We conclude that man now acts as a geological agent and influences processes that were previously completely natural, such as rock formation Geologist Fernanda Avelar Santos told AFP ScienceAlert Scientific portal on the Internet. – This fits with the idea of the Anthropocene that scientists talk about a lot these days: the geological era of man affecting the natural processes of the planet.
He added that this type of rock-like plastic remains in the geological record.
The main component of the rocks is the remains of fishing nets
Trindade is apostrophized by most professionals as a paradise. The small volcanic island of Brazil is located in the Atlantic Ocean Due to its remote location, it provides shelter to all kinds of birds: seabirds, fish that live only there, crabs that have been swept to the brink of extinction, and green turtles.
The only human presence on the South Atlantic island is a small Brazilian military base and scientific research center.

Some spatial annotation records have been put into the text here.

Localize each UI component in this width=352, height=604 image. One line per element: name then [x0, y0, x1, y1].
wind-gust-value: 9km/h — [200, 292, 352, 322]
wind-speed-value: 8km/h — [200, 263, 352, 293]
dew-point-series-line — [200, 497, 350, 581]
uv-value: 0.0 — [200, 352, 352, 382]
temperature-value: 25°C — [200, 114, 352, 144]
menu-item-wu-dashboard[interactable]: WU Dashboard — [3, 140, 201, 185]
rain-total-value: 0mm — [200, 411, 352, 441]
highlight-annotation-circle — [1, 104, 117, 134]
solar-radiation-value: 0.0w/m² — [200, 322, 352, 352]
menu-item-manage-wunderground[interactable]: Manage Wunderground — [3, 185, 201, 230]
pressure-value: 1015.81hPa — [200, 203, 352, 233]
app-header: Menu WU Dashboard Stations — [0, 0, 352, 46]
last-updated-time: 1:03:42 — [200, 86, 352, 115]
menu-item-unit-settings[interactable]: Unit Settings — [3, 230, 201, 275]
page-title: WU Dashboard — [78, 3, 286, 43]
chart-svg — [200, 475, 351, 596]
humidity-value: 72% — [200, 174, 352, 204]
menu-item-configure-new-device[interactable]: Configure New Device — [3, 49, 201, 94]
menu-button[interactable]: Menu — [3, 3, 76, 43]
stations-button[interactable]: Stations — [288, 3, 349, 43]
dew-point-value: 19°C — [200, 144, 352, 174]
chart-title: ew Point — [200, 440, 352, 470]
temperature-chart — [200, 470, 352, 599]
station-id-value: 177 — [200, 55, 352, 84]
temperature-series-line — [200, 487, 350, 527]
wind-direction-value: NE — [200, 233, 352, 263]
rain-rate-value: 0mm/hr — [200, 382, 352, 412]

Amazing, so it was even more terrifying to find something like this, and on one of the most ecologically important beaches – explained Santos, who returned to the island at the end of last year to collect more plastic rocks and dig deeper to understand the phenomenon.
Continuing his research, he found that rock-like plastic formations had been reported since 2014 in places like Hawaii, Great Britain, Italy and Japan. But Trinidad Island is the most remote place on the planet where they have been found so far. Experts now fear that as the rock erodes, microplastics will seep into the environment and further pollute the island’s food chain.The researchers presented their findings in Marine Pollution Bulletin Published in a journal, where it was noted: “Marine pollution is causing a paradigm shift in our understanding of rock formations and sedimentary deposits; human interventions are now so widespread that it is necessary to question what is truly natural.”
The main component of the rocks that Santos unearthed was the remains of fishing nets, but ocean currents have washed a lot of bottles, household waste and other plastic rubbish onto the island from all over the world.